アカマイは、コンテンツおよびアプリケーション配信を高速に行うためのインフラおよびサービスを提供している。全世界に配置した、7万台以上のサーバで構成する「Edge Platform」や独自のルーティングプロトコルなどを組み合わせ、通常のインターネットを介する場合に比べ高速かつ低遅延な通信を実現。インターネットを流れるトラフィックのうち20%をコントロールしているという。「いまのインターネットはカオスで、パケットがどの経路を通るか分からない。アカマイはこれに対し、高速で安全かつ信頼性の高いポイントを介した配信を行う」(ヘリング氏)。
現在、アカマイの売り上げのうち米国とそれ以外の地域の比率は7対3だという。ヘリング氏は「この比率を6対4にし、米国以外の市場におけるビジネスを強化していきたい」と述べた。

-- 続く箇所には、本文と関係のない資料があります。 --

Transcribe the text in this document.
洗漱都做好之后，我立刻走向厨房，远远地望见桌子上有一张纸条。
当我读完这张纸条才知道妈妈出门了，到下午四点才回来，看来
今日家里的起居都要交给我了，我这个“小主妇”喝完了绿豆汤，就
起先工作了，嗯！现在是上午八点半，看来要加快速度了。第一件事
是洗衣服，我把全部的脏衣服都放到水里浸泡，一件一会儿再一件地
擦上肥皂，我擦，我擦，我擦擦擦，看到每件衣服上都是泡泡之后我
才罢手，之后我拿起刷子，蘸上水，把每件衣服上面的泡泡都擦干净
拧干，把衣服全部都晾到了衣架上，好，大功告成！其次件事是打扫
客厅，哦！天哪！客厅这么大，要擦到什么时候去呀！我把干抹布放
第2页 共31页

具体的な施策の1つが、チャネルパートナーを介した販売の強化だ。もう1つは、アプリケーション配信ビジネスの拡大である。「アカマイは、コンテンツや動画を配信するCDN(コンテンツデリバリネットワーク)事業者として知られているが、アプリケーションデリバリネットワークにもビジネスを広げていく」(ヘリング氏)。顧客も、従来多かったメディア系企業だけでなく、製造や建設、金融、あるいは公共部門といったエンタープライズ分野に広げていきたいという。
これを実現するため、動画配信だけでなく、セキュリティ関連のサービスやモバイルデバイス向けの最適化、クラウドも事業の柱に据えていく。「IaaSやPaaS、あるいはSaaSを実装するときに忘れがちなことだが、安全で低遅延、予測可能な形でこれらを実装するには『Network as a Service』が必要だ」(ヘリング氏)。例えば仮想デスクトップひとつ実現するにしても、データセンターとユーザーが遠く離れており、遅延が発生すれば、ユーザーエクスペリエンスは低下してしまう。そうした部分を、アプリケーション配信ネットワークを通じて補っていく方針という。